Master of Science in Biology



First Reader/Committee Chair

Bournias-Vardiabasis, Nicole


Heart failure affects many people around the world and can lead to disease progression and death. Consequently, new stem and exosome-based therapies are needed to address this major health issue and to provide therapeutic options that will improve outcomes for the increasing number of patients with heart disease. Stem cell-derived exosomes have captivated researchers’ attention over the past couple of years based on their functional role in cellular signaling which highlights the vital component of the secretome of stem and progenitor cells.
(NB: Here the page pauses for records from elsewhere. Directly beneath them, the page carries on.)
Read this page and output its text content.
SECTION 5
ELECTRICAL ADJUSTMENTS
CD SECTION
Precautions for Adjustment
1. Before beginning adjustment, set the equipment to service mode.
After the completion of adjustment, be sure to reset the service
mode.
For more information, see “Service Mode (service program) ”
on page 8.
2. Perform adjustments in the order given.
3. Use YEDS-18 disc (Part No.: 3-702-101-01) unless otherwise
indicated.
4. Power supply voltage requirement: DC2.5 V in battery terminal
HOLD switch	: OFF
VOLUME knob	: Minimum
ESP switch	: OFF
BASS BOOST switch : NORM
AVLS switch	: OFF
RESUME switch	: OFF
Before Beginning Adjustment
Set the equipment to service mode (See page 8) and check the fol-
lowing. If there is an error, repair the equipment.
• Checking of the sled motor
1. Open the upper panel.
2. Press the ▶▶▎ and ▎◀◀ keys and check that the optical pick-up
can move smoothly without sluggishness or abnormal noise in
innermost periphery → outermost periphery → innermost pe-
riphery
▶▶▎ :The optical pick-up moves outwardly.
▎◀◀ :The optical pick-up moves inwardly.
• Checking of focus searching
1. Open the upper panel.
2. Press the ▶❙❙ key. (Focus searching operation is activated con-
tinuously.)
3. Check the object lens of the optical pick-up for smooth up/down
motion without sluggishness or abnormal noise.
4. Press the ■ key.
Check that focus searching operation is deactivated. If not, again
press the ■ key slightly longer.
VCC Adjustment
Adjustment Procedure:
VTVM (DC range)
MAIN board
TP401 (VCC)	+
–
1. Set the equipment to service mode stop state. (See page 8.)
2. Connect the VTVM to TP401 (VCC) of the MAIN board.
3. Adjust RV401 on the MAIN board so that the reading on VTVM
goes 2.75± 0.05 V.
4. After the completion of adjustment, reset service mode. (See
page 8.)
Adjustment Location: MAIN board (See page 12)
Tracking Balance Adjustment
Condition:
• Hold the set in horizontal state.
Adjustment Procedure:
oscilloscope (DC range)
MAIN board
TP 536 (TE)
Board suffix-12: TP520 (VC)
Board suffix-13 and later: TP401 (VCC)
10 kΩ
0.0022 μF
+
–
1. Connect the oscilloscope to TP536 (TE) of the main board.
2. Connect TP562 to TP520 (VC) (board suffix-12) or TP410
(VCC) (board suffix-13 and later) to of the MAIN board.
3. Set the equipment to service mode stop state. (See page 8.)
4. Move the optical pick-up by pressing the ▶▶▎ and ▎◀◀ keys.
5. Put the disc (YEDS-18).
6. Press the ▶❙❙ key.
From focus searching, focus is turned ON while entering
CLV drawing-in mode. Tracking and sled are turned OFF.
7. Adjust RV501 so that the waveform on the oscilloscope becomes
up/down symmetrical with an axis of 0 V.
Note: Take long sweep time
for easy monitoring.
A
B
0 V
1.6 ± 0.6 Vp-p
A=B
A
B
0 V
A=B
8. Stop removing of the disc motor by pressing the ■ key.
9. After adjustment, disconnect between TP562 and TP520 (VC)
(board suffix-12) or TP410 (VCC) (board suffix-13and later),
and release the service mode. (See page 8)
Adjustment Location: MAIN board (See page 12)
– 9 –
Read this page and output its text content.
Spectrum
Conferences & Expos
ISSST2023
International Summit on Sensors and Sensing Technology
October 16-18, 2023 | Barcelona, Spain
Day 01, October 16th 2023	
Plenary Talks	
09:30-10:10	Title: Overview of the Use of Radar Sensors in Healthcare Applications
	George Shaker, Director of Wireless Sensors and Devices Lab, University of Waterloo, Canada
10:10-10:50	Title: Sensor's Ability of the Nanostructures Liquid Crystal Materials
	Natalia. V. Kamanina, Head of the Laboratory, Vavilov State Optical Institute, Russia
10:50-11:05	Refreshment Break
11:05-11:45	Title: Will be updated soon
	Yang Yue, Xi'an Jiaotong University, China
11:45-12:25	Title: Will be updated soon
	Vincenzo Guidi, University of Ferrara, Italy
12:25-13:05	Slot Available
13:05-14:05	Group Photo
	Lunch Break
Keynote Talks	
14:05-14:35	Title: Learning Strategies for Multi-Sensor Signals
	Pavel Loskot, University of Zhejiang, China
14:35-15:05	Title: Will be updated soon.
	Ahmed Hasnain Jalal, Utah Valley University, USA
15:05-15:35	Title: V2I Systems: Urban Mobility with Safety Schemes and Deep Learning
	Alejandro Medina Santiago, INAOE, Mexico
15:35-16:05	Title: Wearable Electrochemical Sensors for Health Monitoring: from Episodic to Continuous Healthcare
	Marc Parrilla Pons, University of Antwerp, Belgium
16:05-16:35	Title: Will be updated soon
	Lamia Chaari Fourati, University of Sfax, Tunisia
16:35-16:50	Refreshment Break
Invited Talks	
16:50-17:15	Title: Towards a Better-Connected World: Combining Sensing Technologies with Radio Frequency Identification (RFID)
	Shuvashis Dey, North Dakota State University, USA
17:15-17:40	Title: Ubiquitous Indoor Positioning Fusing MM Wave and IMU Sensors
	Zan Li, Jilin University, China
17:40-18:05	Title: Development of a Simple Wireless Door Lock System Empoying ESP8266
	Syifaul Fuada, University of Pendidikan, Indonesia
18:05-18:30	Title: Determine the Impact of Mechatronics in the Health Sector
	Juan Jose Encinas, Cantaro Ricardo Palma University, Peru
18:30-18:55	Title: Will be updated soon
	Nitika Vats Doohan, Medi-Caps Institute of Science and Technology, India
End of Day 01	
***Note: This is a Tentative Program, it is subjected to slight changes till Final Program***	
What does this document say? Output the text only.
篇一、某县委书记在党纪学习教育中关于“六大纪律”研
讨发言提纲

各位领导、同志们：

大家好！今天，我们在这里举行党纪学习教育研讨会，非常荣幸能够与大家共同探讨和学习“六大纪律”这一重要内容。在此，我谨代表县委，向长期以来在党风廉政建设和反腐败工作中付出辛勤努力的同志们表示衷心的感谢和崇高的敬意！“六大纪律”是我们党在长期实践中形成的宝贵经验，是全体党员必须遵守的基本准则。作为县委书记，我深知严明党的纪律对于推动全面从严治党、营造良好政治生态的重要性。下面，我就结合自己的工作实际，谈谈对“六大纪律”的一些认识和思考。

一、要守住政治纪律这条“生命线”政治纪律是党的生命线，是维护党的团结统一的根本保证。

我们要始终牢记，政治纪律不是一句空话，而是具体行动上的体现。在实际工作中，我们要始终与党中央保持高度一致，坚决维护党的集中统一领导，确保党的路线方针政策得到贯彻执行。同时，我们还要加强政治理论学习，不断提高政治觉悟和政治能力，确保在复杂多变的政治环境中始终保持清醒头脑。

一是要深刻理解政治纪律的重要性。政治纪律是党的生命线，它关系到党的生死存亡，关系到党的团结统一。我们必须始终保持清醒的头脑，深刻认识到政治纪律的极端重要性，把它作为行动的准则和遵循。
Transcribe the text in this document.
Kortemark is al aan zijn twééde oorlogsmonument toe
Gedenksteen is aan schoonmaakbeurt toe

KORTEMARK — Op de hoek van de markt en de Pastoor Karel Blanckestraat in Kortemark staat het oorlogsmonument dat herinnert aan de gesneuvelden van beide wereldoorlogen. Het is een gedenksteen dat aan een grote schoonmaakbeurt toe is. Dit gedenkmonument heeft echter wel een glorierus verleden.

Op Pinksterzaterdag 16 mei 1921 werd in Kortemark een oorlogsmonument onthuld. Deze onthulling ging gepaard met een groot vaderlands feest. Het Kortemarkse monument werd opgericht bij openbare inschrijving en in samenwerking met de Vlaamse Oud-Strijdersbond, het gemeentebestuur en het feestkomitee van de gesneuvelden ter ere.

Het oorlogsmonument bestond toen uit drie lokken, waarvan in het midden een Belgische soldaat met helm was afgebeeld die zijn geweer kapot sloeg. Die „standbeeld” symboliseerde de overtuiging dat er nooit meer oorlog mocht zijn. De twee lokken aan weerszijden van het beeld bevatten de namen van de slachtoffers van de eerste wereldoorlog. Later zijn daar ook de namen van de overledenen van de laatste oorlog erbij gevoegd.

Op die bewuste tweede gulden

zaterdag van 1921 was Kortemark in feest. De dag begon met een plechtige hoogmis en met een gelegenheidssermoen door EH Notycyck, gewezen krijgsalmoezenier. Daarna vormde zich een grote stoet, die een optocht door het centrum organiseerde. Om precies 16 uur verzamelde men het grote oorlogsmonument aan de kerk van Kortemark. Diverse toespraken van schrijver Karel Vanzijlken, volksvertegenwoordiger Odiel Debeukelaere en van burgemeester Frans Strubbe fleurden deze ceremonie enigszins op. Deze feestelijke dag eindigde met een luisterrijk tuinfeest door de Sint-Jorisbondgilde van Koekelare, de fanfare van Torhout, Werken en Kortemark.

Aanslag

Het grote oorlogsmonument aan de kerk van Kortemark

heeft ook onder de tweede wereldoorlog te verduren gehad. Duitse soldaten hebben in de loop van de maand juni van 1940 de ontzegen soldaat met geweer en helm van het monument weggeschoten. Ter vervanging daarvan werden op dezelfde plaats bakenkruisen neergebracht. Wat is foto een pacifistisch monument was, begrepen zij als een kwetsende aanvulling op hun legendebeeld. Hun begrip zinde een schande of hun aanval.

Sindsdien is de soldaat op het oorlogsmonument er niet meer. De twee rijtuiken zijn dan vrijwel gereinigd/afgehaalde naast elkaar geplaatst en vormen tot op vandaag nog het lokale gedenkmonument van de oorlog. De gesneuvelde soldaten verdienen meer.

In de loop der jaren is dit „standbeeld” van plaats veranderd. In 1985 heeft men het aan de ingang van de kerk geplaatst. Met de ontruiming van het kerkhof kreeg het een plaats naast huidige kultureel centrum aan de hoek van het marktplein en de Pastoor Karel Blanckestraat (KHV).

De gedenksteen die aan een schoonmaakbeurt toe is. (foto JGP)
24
Since neonates have significantly enhanced regenerative ability, we hypothesized that exosomes isolated from Islet-1+ expressing neonatal human cardiovascular progenitors (CPCs) will induce transcriptomic changes associated with improved regenerative capability when co-cultured with CPCs derived from adult humans. In order to test this hypothesis, we isolated exosomes from human neonatal Islet-1+ cardiovascular progenitor cell clones, analyzed the exosome content using RNAseq and treated adult CPCs with exosomes derived from neonatal CPCs to assess the functional effect. Analysis of neonatal CPC-derived exosome content by RNAseq revealed that neonatal exosomes contain miRNAs that inhibit YAP1 repressors and expressed transcripts predicted to activate YAP1, the cell cycle, and GPCR signaling. In vitro, adult CPCs treated with exosomes derived from neonatal CPCs demonstrated activation of AKT signaling, which promotes survival and proliferation and several transcripts involved in proliferation and cell cycle progression, including YAP1. YAP1 is lost after the neonatal period under normal development but can stimulate cardiac regeneration. Our results demonstrate that transcripts associated with enhanced regenerative effects can be induced in adult CPCs following treatment with neonatal CPC-derived exosomes. Our data suggests that neonatal Islet-1+ CPC exosome content can provide a stimulus that may improve functional outcomes when adult CPCs are used for cell-based cardiovascular repair.